You may not think this especially outrageous, but consider: the ability to file these suits rests with the federal attorney general (the ability of copyright holders to file suit comes with its own issues and is discussed more in the following section). As to the actual evidence the attorney general needs to start a suit, it’s a little short. There is a clue on page 10 where “foreign infringing sites” are defined as U.S.-directed sites whose owner is “committing or facilitating the commission of criminal violations” punishable under a laundry list of U.S.C. sections. The weasel words: “facilitating the commission.” Section 2319A and B of the U.S.C. are mentioned, for example, and if you look them up you’ll find that they provide against selling unauthorized recordings of live performances. If I am a foreign retailer selling cameras to bootleggers, among other people, am I facilitating the commission of that crime? How about cell phones? What if the site in question is an overseas branch of Ebay where some people sell bootleg American films the way bootleg animé is sold here?
The radius of effect expands quite a bit. Of course, it could also reasonably be argued this will have little effect on the experience of the average American. It would depend largely on how restrictive the government chose to be.
In passing, I’ll note that paragraph 3 of page 10 states that foreign infringing sites “would, by reason of acts described in paragraph (1), be subject to seizure in the United States … if such [a] site were a domestic internet site.” But puzzlingly, all paragraph 1 stipulates is that the site in question be a U.S.-directed site, and the definition of a “U.S.-directed site,” starting at line 18 of page 8, never once specifically states that sites must be foreign.
Whether that loophole would imply that the U.S. government has the right to seize domestic sites not because of a specific legal violation — those are enumerated in paragraph 2 — but simply because they are U.S. directed, I don’t know.

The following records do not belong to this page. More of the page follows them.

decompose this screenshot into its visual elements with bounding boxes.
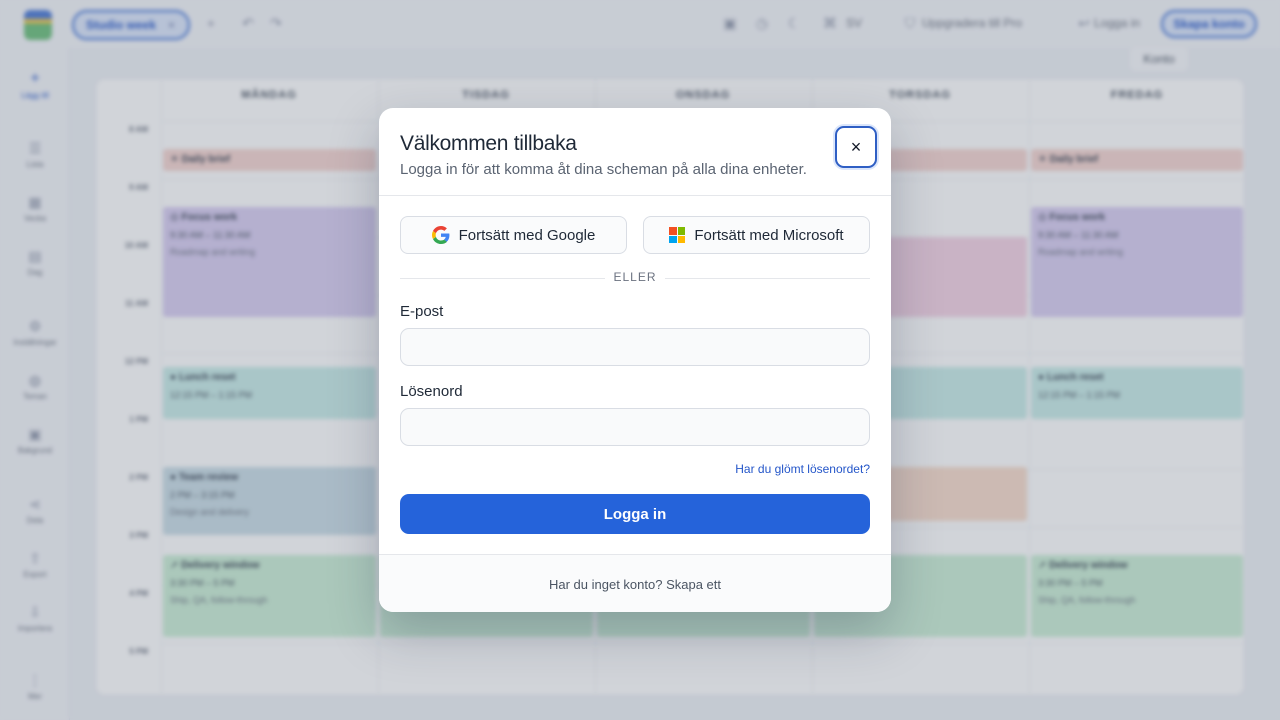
login-dialog: Välkommen tillbaka Logga in för att komm… — [379, 108, 891, 612]
email-field[interactable] — [400, 328, 870, 366]
password-label: Lösenord — [400, 383, 463, 400]
close-icon: × — [850, 137, 862, 157]
email-label: E-post — [400, 303, 444, 320]
google-icon — [431, 226, 450, 244]
google-signin-label: Fortsätt med Google — [458, 226, 596, 244]
password-field[interactable] — [400, 408, 870, 446]
google-signin-button[interactable]: Fortsätt med Google — [400, 216, 627, 254]
microsoft-icon — [669, 227, 686, 243]
divider — [379, 195, 891, 196]
create-account-link[interactable]: Skapa ett — [666, 577, 721, 592]
dialog-title: Välkommen tillbaka — [400, 132, 577, 155]
microsoft-signin-button[interactable]: Fortsätt med Microsoft — [643, 216, 870, 254]
or-separator: ELLER — [400, 270, 870, 286]
login-button[interactable]: Logga in — [400, 494, 870, 534]
no-account-text: Har du inget konto? — [548, 577, 663, 592]
forgot-password-link[interactable]: Har du glömt lösenordet? — [735, 462, 870, 476]
dialog-subtitle: Logga in för att komma åt dina scheman p… — [400, 161, 807, 178]
microsoft-signin-label: Fortsätt med Microsoft — [694, 226, 844, 244]
dialog-footer: Har du inget konto? Skapa ett — [379, 555, 891, 612]
close-button[interactable]: × — [835, 126, 877, 168]
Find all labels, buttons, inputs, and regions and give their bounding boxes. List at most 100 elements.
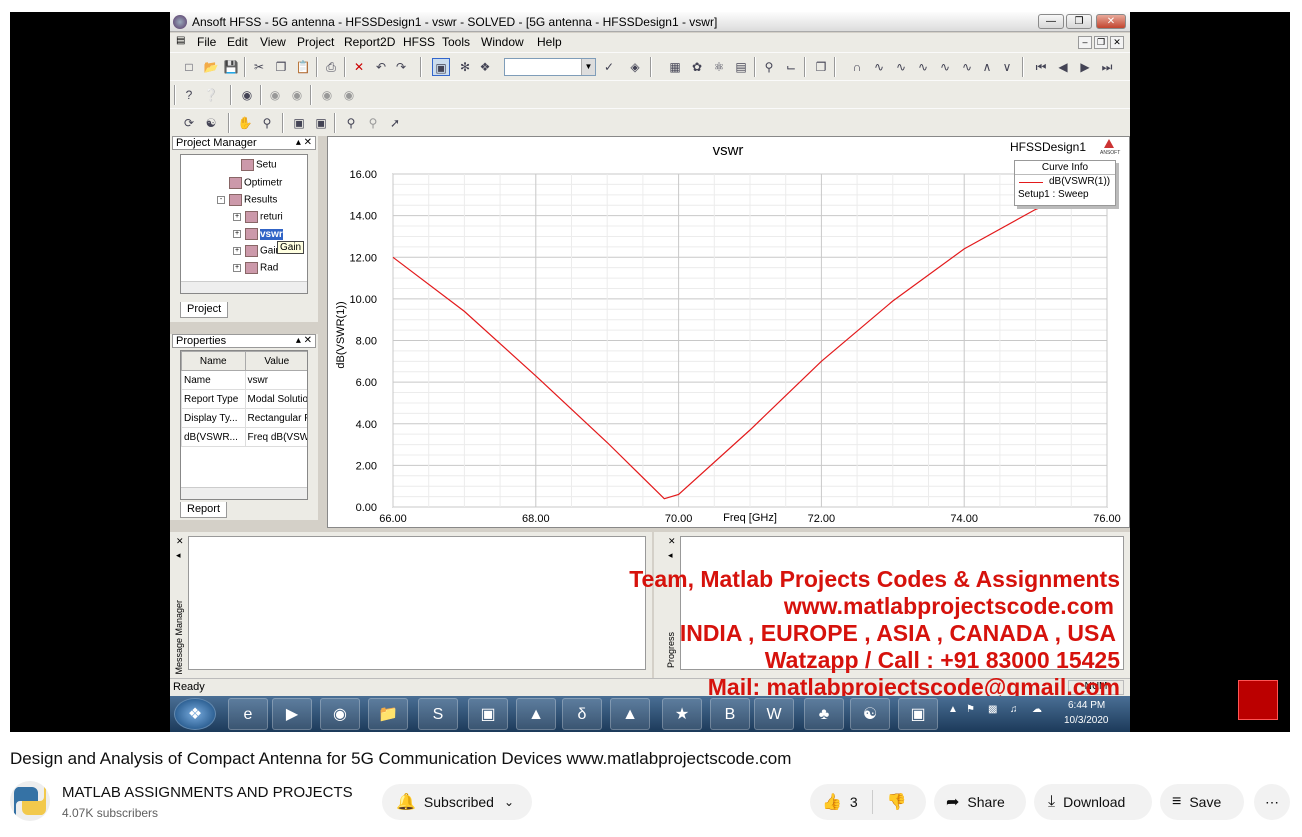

If it does: how many U.S. sites can you think of that are not “used to conduct business directed to residents of the United States”?
The essential question becomes whether a judge would consider exploiting this wording to be in the spirit of the law or not. I’d just as soon it not be on the books at all.
You’ll notice that the question we return to in evaluating both the effects on foreign sites and the potential that this bill could be exploited to influence domestic sites is: “How far will the government push things?” While that answer is not readily forthcoming, the dozen or so pages where the rules are laid out for how service providers, search engines, payment networks, and advertizing services will be required to deal with foreign infringing sites are not encouraging.
When it was mentioned before, you may have noticed that the amount of control that Uncle Sam wants to exert over these groups is more suited to a murder investigation than, for example, illegal song downloads. In some ways, it’s even more invasive. It’s one thing for the government to request information with a court order, and quite another for it to dictate on a case-by-case basis how businesses deal with customers.
First, it sets a bad precedent at a bad time: the GM bailouts already pushed the limits, and this would put the U.S. government in very close association with all organizations aligned with the internet.
Secondly, as others have pointed out, the potential for censorship is strong. It’s likely possible to build weak cases against a host of foreign sites across the acts cited, and a weak case is all that is needed. As page 12 notes, injunctions can be issued “following commencement of an action” (emphasis mine), and these include injunctions “in an action brought in rem under paragraph 2″ (in rem means “against a thing,” and paragraph 2 is where the four groups prior mentioned are listed). As I read this, that allows for the effective censoring to be exercised not when the case is proven, but when it is opened.
Among my favorite sections is section 103, which purports to be a “Market-based system to protect U.S. Customers.” Make a note of it: these congressmen think forcing payment networks and advertisers to cease services to a website is “market-based.” Incidentally, does the stipulation sound familiar? In fact, the earlier section discussing how foreign infringing sites should be cut off gave very similar instructions to this one. The only major differences are that this section is with respect to copyright holders, not the attorney general, and deals specifically with payment networks and advertisers because they mediate transfer of capital to website operators. The … ahem … market-based top-down directive goes on to require specific agents be designated by these companies to handle the government’s notifications (page 28).
To me, this implies that they plan to have a lot of these notifications in the pipeline. Or then again, maybe they figure that forcing companies to hire people to deal with paperwork will stimulate the economy (largely because the idea of creating value is utterly alien to them).